Modern başkentin topraklarında bir yerleşimin varlığına dair ilk belgesel kanıt, MS birinci yüzyıla kadar uzanıyor. Beşinci yüzyılda şehir Himyarite devletinin başkenti statüsüne sahipti.
Sana'a genellikle çeşitli fatihlerin ve komşu ülkelerin arzularının nesnesiydi. Böylece, altıncı yüzyılda, Habeşistan ve Pers birlikleri bunun için savaştı. Sanaa'nın Habeşistan hakimiyetinde olduğu 50 yıl boyunca, şehrin ana katedrali inşa edildi. 628, şehir hayatında yeni bir dönemin başlangıcı oldu. Sakinleri İslam'a dönüştü. Muhammed'in kendisinin burada bir cami inşasını onayladığına dair bir efsane var.
Yüzyıllar boyunca, şehir birçok devletin başkenti statüsüne sahipti. Burada farklı zamanlarda ünlü yönetici hanedanlar yaşamıştır. On sekizinci yüzyılda, şehirde ilk Avrupalı ortaya çıktı.

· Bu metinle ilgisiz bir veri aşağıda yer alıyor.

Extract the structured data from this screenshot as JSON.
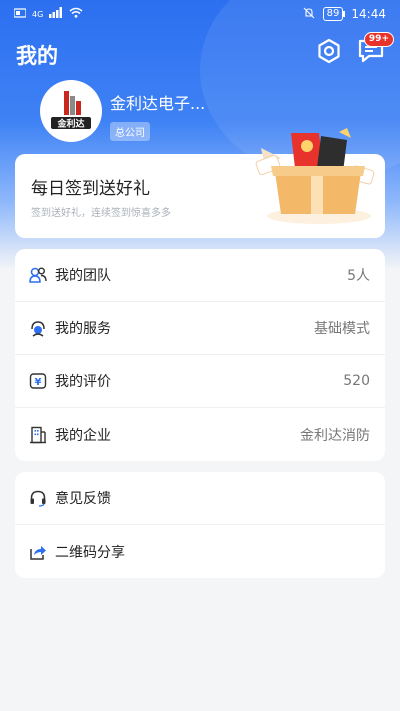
{
  "status_bar": {
    "time": "14:44",
    "battery": "89",
    "network": "4G"
  },
  "header": {
    "title": "我的",
    "message_badge": "99+"
  },
  "profile": {
    "company_name": "金利达电子...",
    "company_tag": "总公司",
    "logo_text": "金利达"
  },
  "signin": {
    "title": "每日签到送好礼",
    "subtitle": "签到送好礼，连续签到惊喜多多"
  },
  "menu1": [
    {
      "label": "我的团队",
      "value": "5人",
      "icon": "team-icon"
    },
    {
      "label": "我的服务",
      "value": "基础模式",
      "icon": "service-icon"
    },
    {
      "label": "我的评价",
      "value": "520",
      "icon": "rating-icon"
    },
    {
      "label": "我的企业",
      "value": "金利达消防",
      "icon": "enterprise-icon"
    }
  ],
  "menu2": [
    {
      "label": "意见反馈",
      "icon": "headset-icon"
    },
    {
      "label": "二维码分享",
      "icon": "share-icon"
    }
  ],
  "colors": {
    "primary": "#2c6ff0",
    "badge": "#e8332c"
  }
}
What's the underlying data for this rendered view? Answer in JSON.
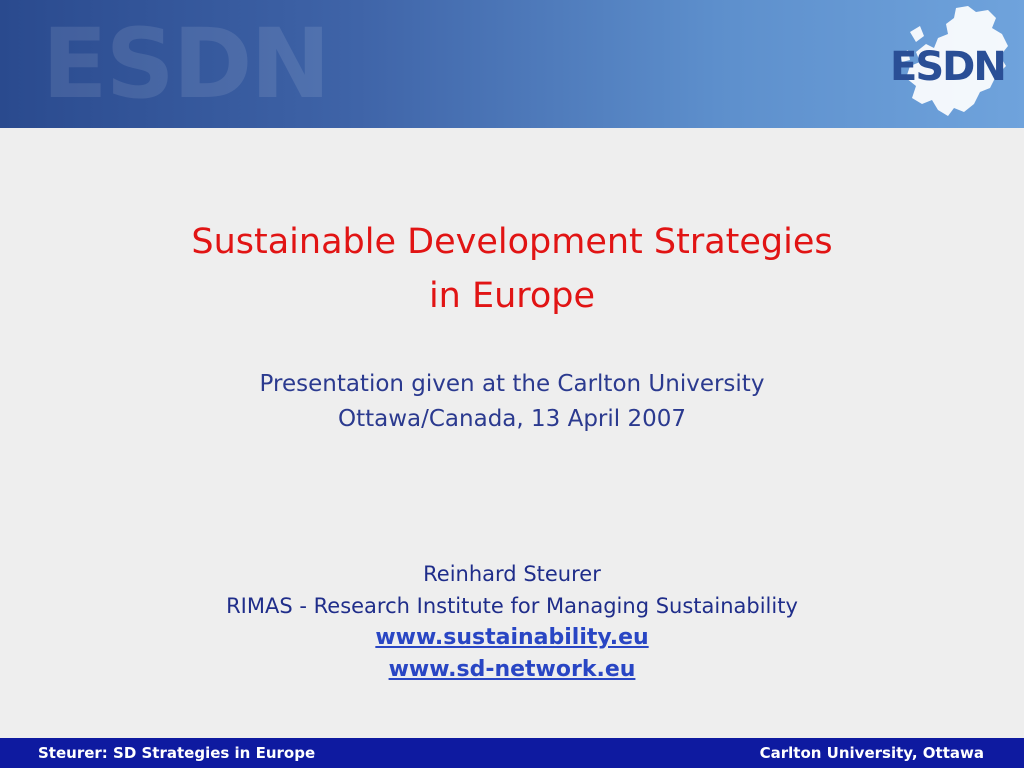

Osmanlı İmparatorluğu döneminde şehir çok gelişmiş bir yerleşim yeriydi. 50'den fazla cami, birkaç hamam, bir kale, üzüm bağları ve pazarlar vardı. Yirminci yüzyılda çok sayıda ev inşa edildi. Sana'nın görünüşü çok değişti. 1990 yılında şehir birleşik Yemen'in resmi başkenti oldu.
şehrin ilgi çekici yerleri
Sana'a hala çok sayıda camiye sahiptir: Salah ad-Din camii; el-Bakıriyye camii; Talha Camii; el Mehdi mescidi. Ayrıca Yemen'in başkentinde Arap ülkeleri arasında en eski pazarlardan biridir. Buna Suk al-Kat denir.
Turistler Eski Kent'i ziyaret etmeyi sever. Burası şehrin en eski evlerinin ve dolambaçlı sokaklarının bulunduğu bölge. Ayrıca Sana'a'da eskiden İmam Yahya ibn Muhammed'in ikametgahı olarak hizmet veren bir dönüm noktası var. Bir zamanlar şehrin gelişimi üzerinde büyük etkisi oldu. Şehir çok ilginç bir turistik yer.